In Lubin’s vision, an elaborated “layer two” infrastructure for the blockchain ecosystem would preserve “layer one” – an underlying “trust layer” secured by the radical decentralization of the core blockchain. New technologies would be added to this first layer, with various on-, side-, or off- chain mechanisms enabling greater scalability.
Panel discussion with Joe Lubin, Erik Torenberg and Melissa Guzy at the Rise conference
As an example, Lubin mentioned Plasma, Ethereum’s on-chain scaling solution, which was introduced back in August 2017 by Vitalik Buterin and Joseph Poon – the creator of Bitcoin’s own “layer two” solution, dubbed Lightning Network.

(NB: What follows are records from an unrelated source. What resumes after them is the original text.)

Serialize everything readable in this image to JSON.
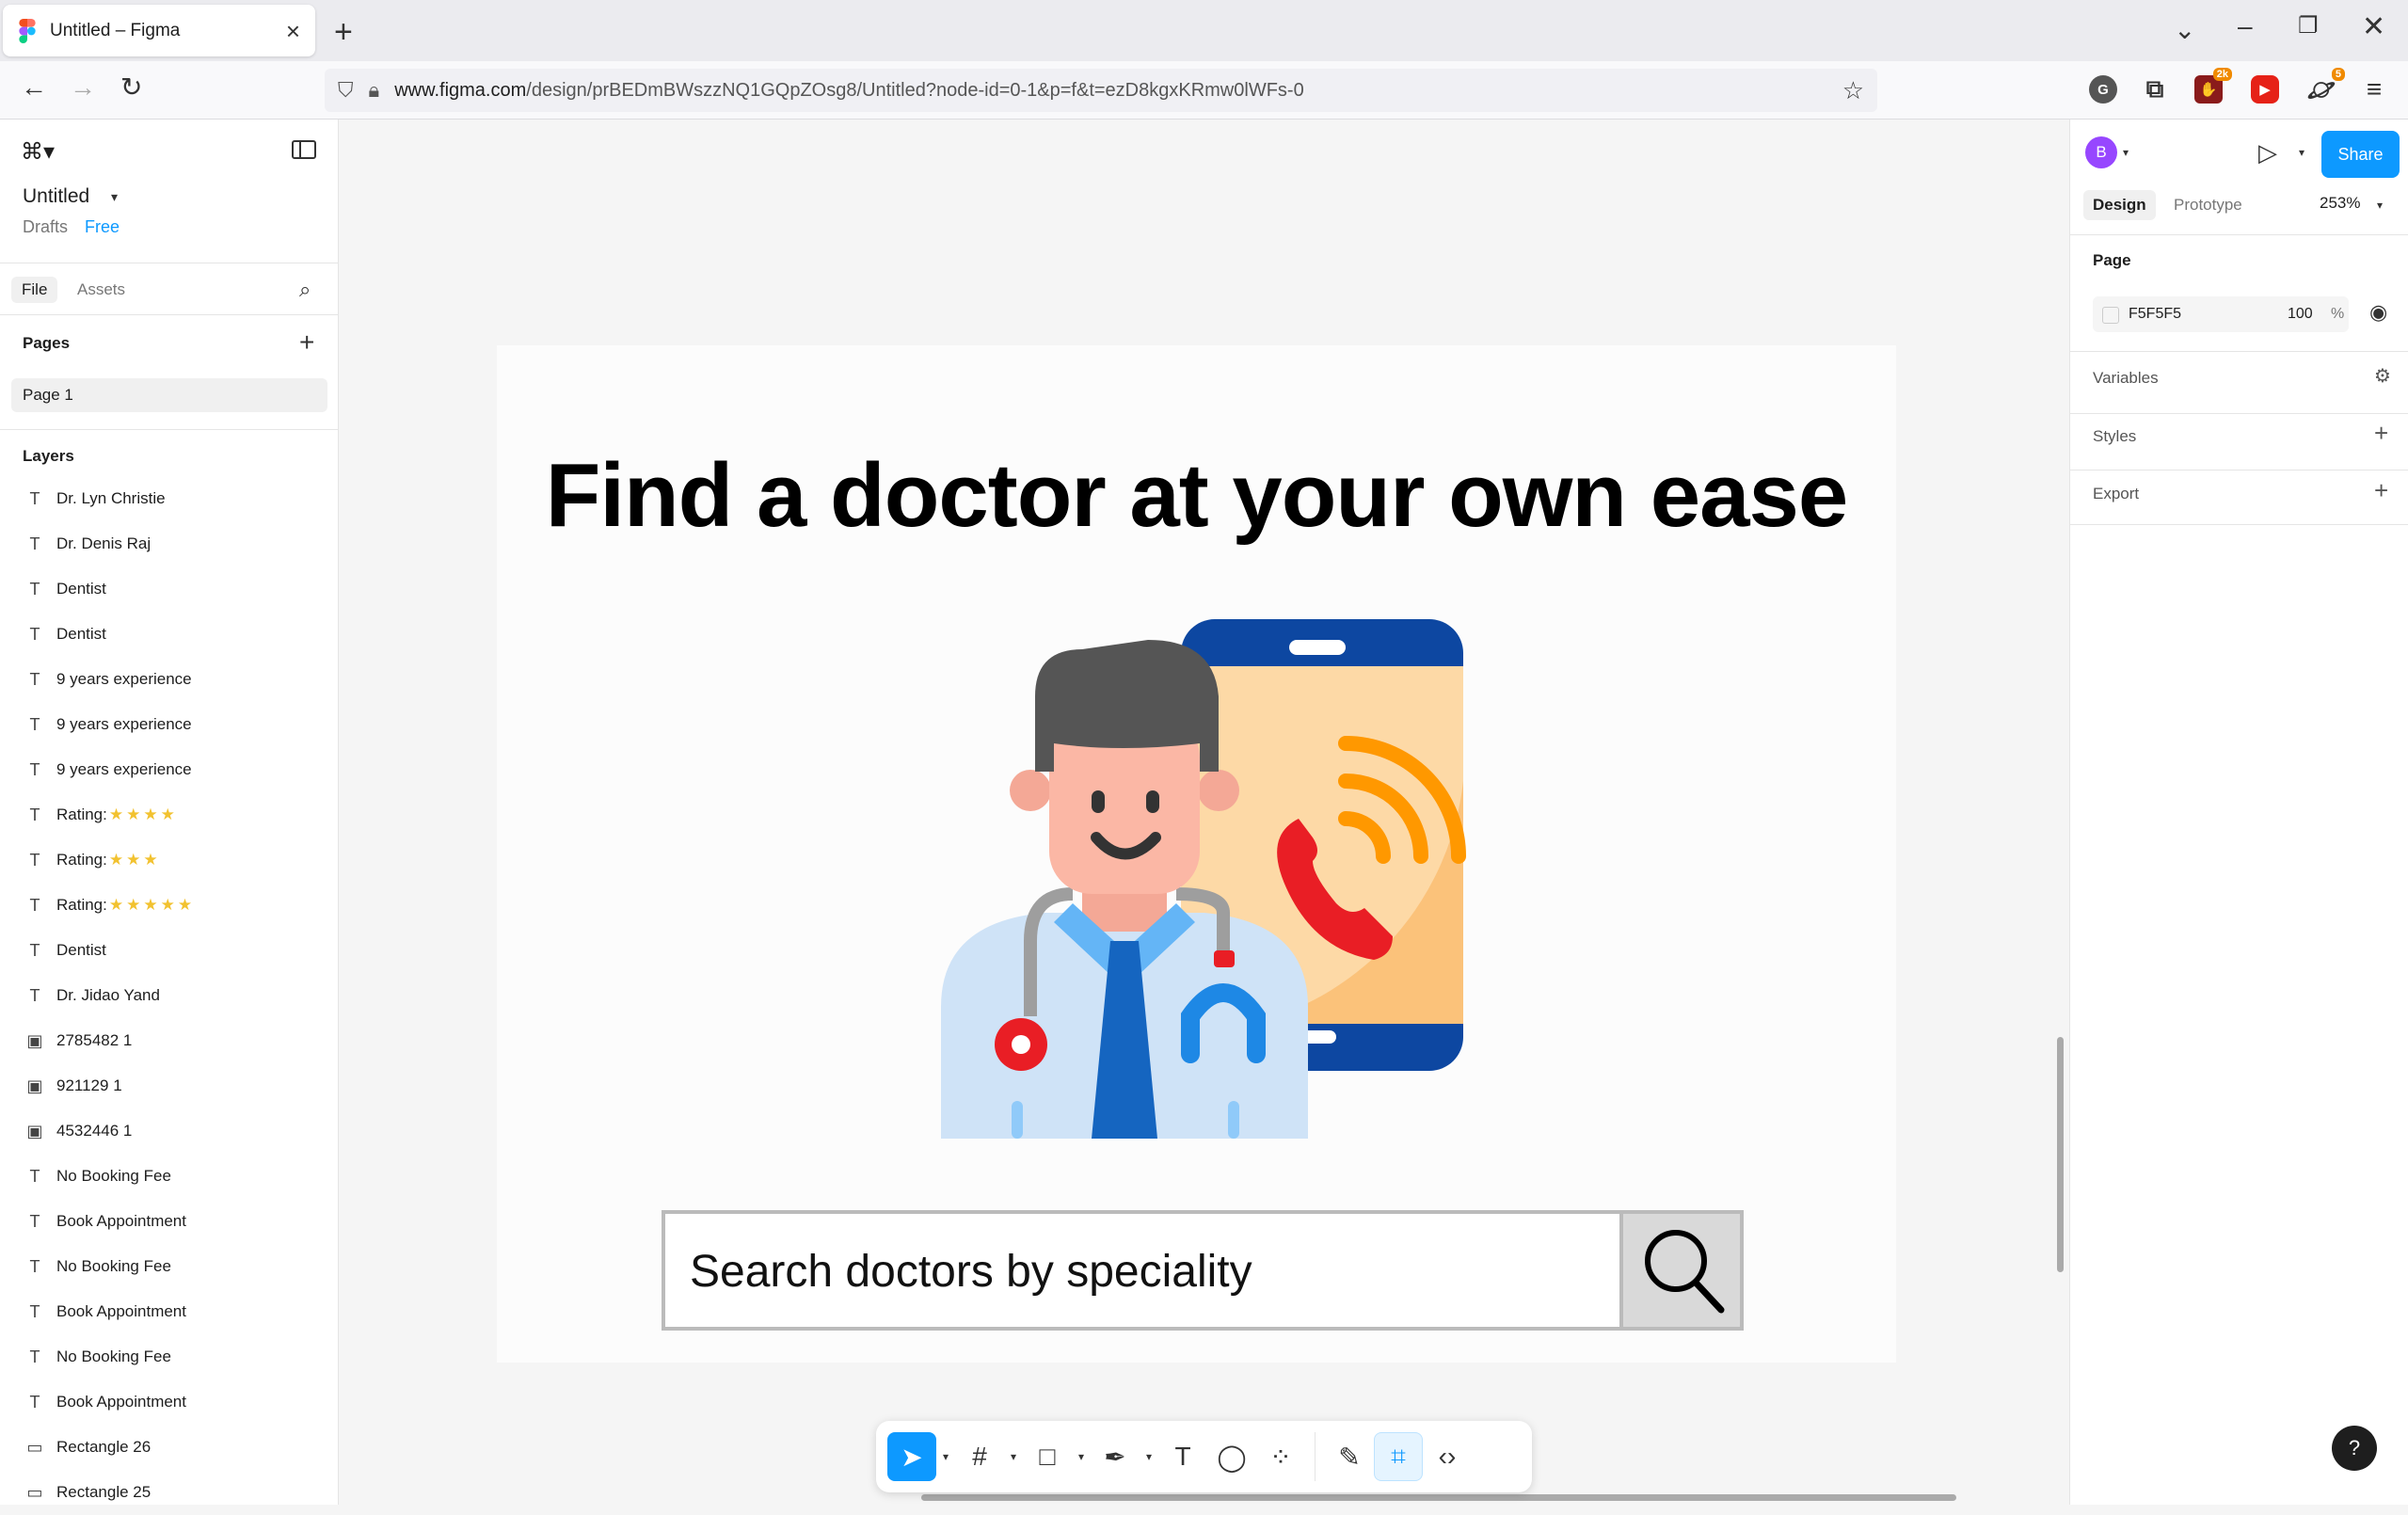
{
  "browser": {
    "tab_title": "Untitled – Figma",
    "url_domain": "www.figma.com",
    "url_path": "/design/prBEDmBWszzNQ1GQpZOsg8/Untitled?node-id=0-1&p=f&t=ezD8kgxKRmw0lWFs-0",
    "ext_badge_a": "2k",
    "ext_badge_s": "5"
  },
  "left_panel": {
    "file_name": "Untitled",
    "location": "Drafts",
    "plan": "Free",
    "tab_file": "File",
    "tab_assets": "Assets",
    "pages_heading": "Pages",
    "current_page": "Page 1",
    "layers_heading": "Layers",
    "layers": [
      {
        "icon": "text-icon",
        "label": "Dr. Lyn Christie",
        "stars": ""
      },
      {
        "icon": "text-icon",
        "label": "Dr. Denis Raj",
        "stars": ""
      },
      {
        "icon": "text-icon",
        "label": "Dentist",
        "stars": ""
      },
      {
        "icon": "text-icon",
        "label": "Dentist",
        "stars": ""
      },
      {
        "icon": "text-icon",
        "label": "9 years experience",
        "stars": ""
      },
      {
        "icon": "text-icon",
        "label": "9 years experience",
        "stars": ""
      },
      {
        "icon": "text-icon",
        "label": "9 years experience",
        "stars": ""
      },
      {
        "icon": "text-icon",
        "label": "Rating:",
        "stars": "★★★★"
      },
      {
        "icon": "text-icon",
        "label": "Rating:",
        "stars": "★★★"
      },
      {
        "icon": "text-icon",
        "label": "Rating:",
        "stars": "★★★★★"
      },
      {
        "icon": "text-icon",
        "label": "Dentist",
        "stars": ""
      },
      {
        "icon": "text-icon",
        "label": "Dr. Jidao Yand",
        "stars": ""
      },
      {
        "icon": "image-icon",
        "label": "2785482 1",
        "stars": ""
      },
      {
        "icon": "image-icon",
        "label": "921129 1",
        "stars": ""
      },
      {
        "icon": "image-icon",
        "label": "4532446 1",
        "stars": ""
      },
      {
        "icon": "text-icon",
        "label": "No Booking Fee",
        "stars": ""
      },
      {
        "icon": "text-icon",
        "label": "Book Appointment",
        "stars": ""
      },
      {
        "icon": "text-icon",
        "label": "No Booking Fee",
        "stars": ""
      },
      {
        "icon": "text-icon",
        "label": "Book Appointment",
        "stars": ""
      },
      {
        "icon": "text-icon",
        "label": "No Booking Fee",
        "stars": ""
      },
      {
        "icon": "text-icon",
        "label": "Book Appointment",
        "stars": ""
      },
      {
        "icon": "rectangle-icon",
        "label": "Rectangle 26",
        "stars": ""
      },
      {
        "icon": "rectangle-icon",
        "label": "Rectangle 25",
        "stars": ""
      }
    ]
  },
  "canvas": {
    "headline": "Find a doctor at your own ease",
    "search_placeholder": "Search doctors by speciality"
  },
  "right_panel": {
    "avatar_initial": "B",
    "share_label": "Share",
    "tab_design": "Design",
    "tab_prototype": "Prototype",
    "zoom": "253%",
    "page_heading": "Page",
    "page_fill_hex": "F5F5F5",
    "page_fill_opacity": "100",
    "page_fill_unit": "%",
    "variables_label": "Variables",
    "styles_label": "Styles",
    "export_label": "Export",
    "help_label": "?"
  },
  "colors": {
    "accent": "#0d99ff",
    "avatar": "#9747ff",
    "page_fill": "#F5F5F5"
  }
}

Lubin’s co-panelist Torenburg agreed with the suggestion that this year is one of transition for the blockchain space, adding that “if 2017 was the year of the [initial coin offering] ICO, then 2018 is for the building and delivery of products.”
Lubin also offered his wider vision of the implications of the emerging space, considering that blockchain offers a “natively digital world” of interaction in trustless contexts that he believes is now set to “ramify in virtually every industry.”
He characterized the blockchain revolution as a move away from “frictional analog contexts” to these natively digital structures, which are already having a transformative impact on the future of “money, identity, reputation and legal certificates,” among other fields.
Unlike the early internet, which started “narrow,” he added, blockchain is starting out with a “very broad” offering for potential applications.
The panel continued with a comparison of regulation for cryptocurrencies between the U.S. and Asia, with all the panelists concurring that the American context has proposed a “more developed differentiation” for regulating cryptocurrencies.
Lubin noted the nuanced stance taken by the U.S. Securities and Exchange Commission (SEC)’s Bill Hinman, who, in Lubin’s words, has crucially recognized that – as distinct from securities – consumer utility tokens may offer “a whole new model for delivering services and products to consumers – a networked business model held together by [digital] tokens.”
Lubin added that because “information asymmetry” and the potential for fraud can be exacerbated by the global context of ICOs, “we [do] need regulators to help us clean up the industry.” He said, however, that self-regulatory initiatives would also be crucial for the health of the space.
All the panelists agreed that crypto-specific regulation is necessary sooner rather than later, to prevent conservative rollbacks from governments, such as those seen in 2017-18 across China, Japan and South Korea.
Ethereum (ETH) is ranked the second largest cryptocurrency as of press time, with a market cap of around $44.5 billion.